We've had decades of "bring us together" Dems, and all we got was a political discourse dragged further to the center, and a morally and economically bankrupt country as a result.
I believe Dr. Krugman shares a frustration all of us progressives have. The focus on the horse race at the expense of issues means the voters haven't a clue as to what the candidates stand for.
Allowing rhetoric to replace substance is frustrating for us. Read his column on Edwards, and I believe you'll better understand why he focuses on this. We're getting screwed, and the health insurance industry is getting what they've always got.
But I believe that's a sympton of a much larger issue that Dr. Krugman is raising.
I will support Barack, largely because of his position on the war, but not with the enthusiasm I supported Edwards.

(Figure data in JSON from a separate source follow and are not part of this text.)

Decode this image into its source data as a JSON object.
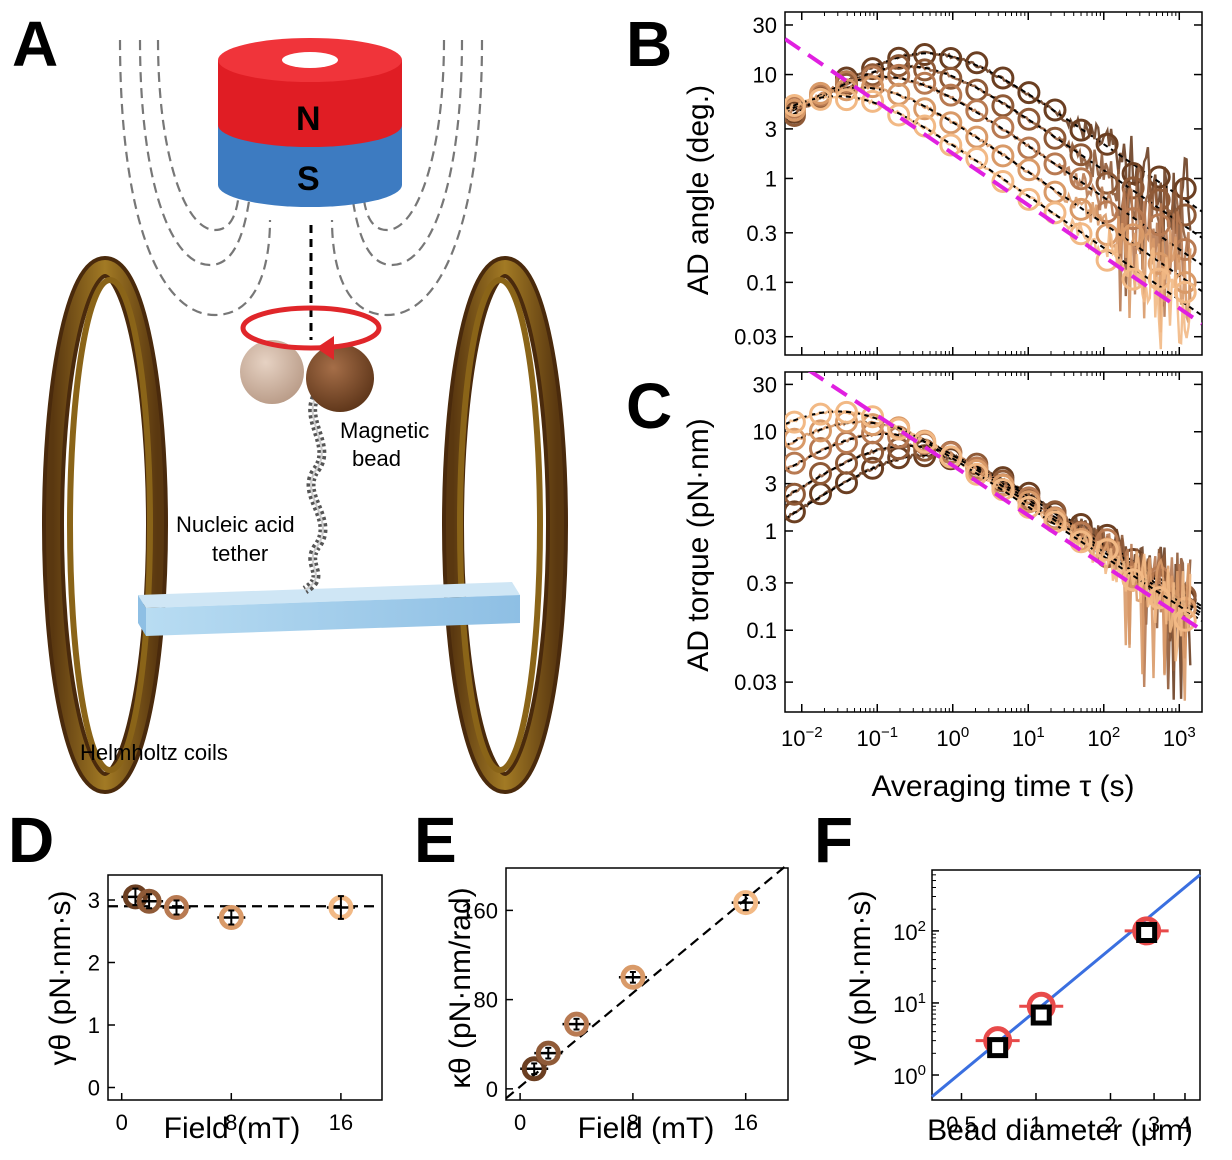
{
  "panels": {
    "A": "A",
    "B": "B",
    "C": "C",
    "D": "D",
    "E": "E",
    "F": "F"
  },
  "schematic": {
    "magnet_north": "N",
    "magnet_south": "S",
    "bead_label_line1": "Magnetic",
    "bead_label_line2": "bead",
    "tether_label_line1": "Nucleic acid",
    "tether_label_line2": "tether",
    "coils_label": "Helmholtz coils",
    "colors": {
      "north": "#e01d24",
      "south": "#3d7bc1",
      "coil": "#7a5418",
      "ring": "#e0262a",
      "surface": "#a9d1ec"
    }
  },
  "colors": {
    "series": [
      "#6b3f22",
      "#8f5a37",
      "#b87a52",
      "#d99a68",
      "#f2b985"
    ],
    "guide": "#e020e0",
    "fit": "#000000",
    "f_line": "#3a6fe0",
    "f_red": "#e84a4a"
  },
  "chart_data": [
    {
      "panel": "B",
      "type": "line",
      "scale": "log-log",
      "ylabel": "AD angle (deg.)",
      "xlabel": "",
      "xlim": [
        0.006,
        2000
      ],
      "ylim": [
        0.02,
        40
      ],
      "yticks": [
        {
          "v": 0.03,
          "t": "0.03"
        },
        {
          "v": 0.1,
          "t": "0.1"
        },
        {
          "v": 0.3,
          "t": "0.3"
        },
        {
          "v": 1,
          "t": "1"
        },
        {
          "v": 3,
          "t": "3"
        },
        {
          "v": 10,
          "t": "10"
        },
        {
          "v": 30,
          "t": "30"
        }
      ],
      "series": [
        {
          "field_mT": 1,
          "peak": 16,
          "tau_peak": 0.45
        },
        {
          "field_mT": 2,
          "peak": 12,
          "tau_peak": 0.25
        },
        {
          "field_mT": 4,
          "peak": 9.5,
          "tau_peak": 0.12
        },
        {
          "field_mT": 8,
          "peak": 7.5,
          "tau_peak": 0.06
        },
        {
          "field_mT": 16,
          "peak": 6.2,
          "tau_peak": 0.03
        }
      ],
      "guide_line": {
        "x0": 0.006,
        "y0": 22,
        "x1": 2000,
        "y1": 0.04
      }
    },
    {
      "panel": "C",
      "type": "line",
      "scale": "log-log",
      "ylabel": "AD torque (pN·nm)",
      "xlabel": "Averaging time τ (s)",
      "xlim": [
        0.006,
        2000
      ],
      "ylim": [
        0.015,
        40
      ],
      "xticks": [
        {
          "v": 0.01,
          "t": "10",
          "e": "−2"
        },
        {
          "v": 0.1,
          "t": "10",
          "e": "−1"
        },
        {
          "v": 1,
          "t": "10",
          "e": "0"
        },
        {
          "v": 10,
          "t": "10",
          "e": "1"
        },
        {
          "v": 100,
          "t": "10",
          "e": "2"
        },
        {
          "v": 1000,
          "t": "10",
          "e": "3"
        }
      ],
      "yticks": [
        {
          "v": 0.03,
          "t": "0.03"
        },
        {
          "v": 0.1,
          "t": "0.1"
        },
        {
          "v": 0.3,
          "t": "0.3"
        },
        {
          "v": 1,
          "t": "1"
        },
        {
          "v": 3,
          "t": "3"
        },
        {
          "v": 10,
          "t": "10"
        },
        {
          "v": 30,
          "t": "30"
        }
      ],
      "series": [
        {
          "field_mT": 1,
          "peak": 5.8,
          "tau_peak": 0.45
        },
        {
          "field_mT": 2,
          "peak": 7.2,
          "tau_peak": 0.25
        },
        {
          "field_mT": 4,
          "peak": 9.5,
          "tau_peak": 0.12
        },
        {
          "field_mT": 8,
          "peak": 12.5,
          "tau_peak": 0.06
        },
        {
          "field_mT": 16,
          "peak": 16,
          "tau_peak": 0.03
        }
      ],
      "guide_line": {
        "x0": 0.006,
        "y0": 60,
        "x1": 2000,
        "y1": 0.1
      }
    },
    {
      "panel": "D",
      "type": "scatter",
      "ylabel": "γθ (pN·nm·s)",
      "xlabel": "Field (mT)",
      "xlim": [
        -1,
        19
      ],
      "ylim": [
        -0.2,
        3.4
      ],
      "xticks": [
        0,
        8,
        16
      ],
      "yticks": [
        0,
        1,
        2,
        3
      ],
      "x": [
        1,
        2,
        4,
        8,
        16
      ],
      "y": [
        3.05,
        2.98,
        2.88,
        2.72,
        2.88
      ],
      "err": [
        0.1,
        0.08,
        0.08,
        0.08,
        0.15
      ],
      "fit_y": 2.9
    },
    {
      "panel": "E",
      "type": "scatter",
      "ylabel": "κθ (pN·nm/rad)",
      "xlabel": "Field (mT)",
      "xlim": [
        -1,
        19
      ],
      "ylim": [
        -10,
        198
      ],
      "xticks": [
        0,
        8,
        16
      ],
      "yticks": [
        0,
        80,
        160
      ],
      "x": [
        1,
        2,
        4,
        8,
        16
      ],
      "y": [
        18,
        32,
        58,
        100,
        167
      ],
      "err": [
        3,
        3,
        3,
        3,
        5
      ],
      "fit_slope": 10.5,
      "fit_intercept": 2
    },
    {
      "panel": "F",
      "type": "scatter",
      "scale": "log-log",
      "ylabel": "γθ (pN·nm·s)",
      "xlabel": "Bead diameter (μm)",
      "xlim": [
        0.38,
        4.6
      ],
      "ylim": [
        0.45,
        700
      ],
      "xticks": [
        0.5,
        1,
        2,
        3,
        4
      ],
      "yticks": [
        {
          "v": 1,
          "t": "10",
          "e": "0"
        },
        {
          "v": 10,
          "t": "10",
          "e": "1"
        },
        {
          "v": 100,
          "t": "10",
          "e": "2"
        }
      ],
      "red_points": {
        "x": [
          0.7,
          1.05,
          2.8
        ],
        "y": [
          3.0,
          9.0,
          100
        ]
      },
      "black_points": {
        "x": [
          0.7,
          1.05,
          2.8
        ],
        "y": [
          2.4,
          6.8,
          95
        ]
      },
      "fit_line": {
        "x0": 0.38,
        "y0": 0.5,
        "x1": 4.6,
        "y1": 600
      }
    }
  ]
}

At some point, issues matter. At some point drawing a line in the sand and standing your ground is more important than singing Kumbaya with economic and ideoplogic fascists.
You might want to read Mr. Krugman's column again. What don't you get? The only solution to the health care crisis in this country is universal. And so far, all Oprama and his bevy of gushing gltterati offer in this campaign is cheap talk, albeit a baritone. But that's it; nothing progressive about it. In fact, with the celebrity supporters he's getting now, his campaign is beginning to look more like an Oscar party than any political party. And when he promised not to take guns away from folks in Idaho on Saturday, he even did it in a condescending good ole boy accent that was as insulting as it was blithering.

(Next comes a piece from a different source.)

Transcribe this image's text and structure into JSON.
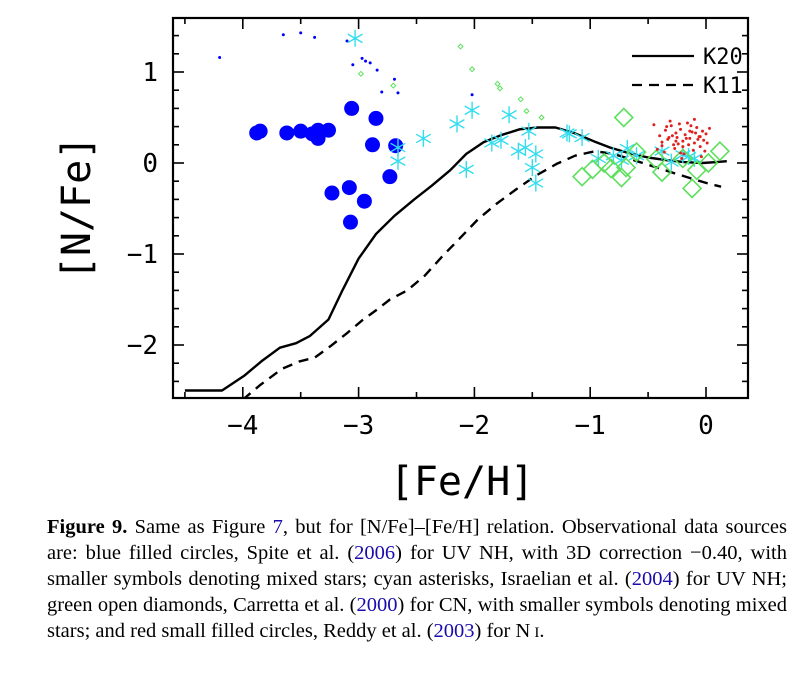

"It runs counter to most tabulations of his legislative record, which often identify him as more progressive than Senator Clinton. It ignores many, many years of conscious, sometimes-justified triangulation by both Clintons regarding many social concerns."
Unlike Mr. Krugman's article, you fail to notate your sources. Just which tabulations are you referring to? Most of the ones I have seen show his voting record slightly more conservative than Hillary's. And if the triangulations were justified, why is it a problem. if triangulation itself is a problem, why is it a central core of the Obama message. He doesn't call it triangulation, but the big tent, bring all sides together, increase bipartisanship lines are all the same thing. (By the way, trying to make nice to the neocons didn't work for Clinton and it won't work for Obama.)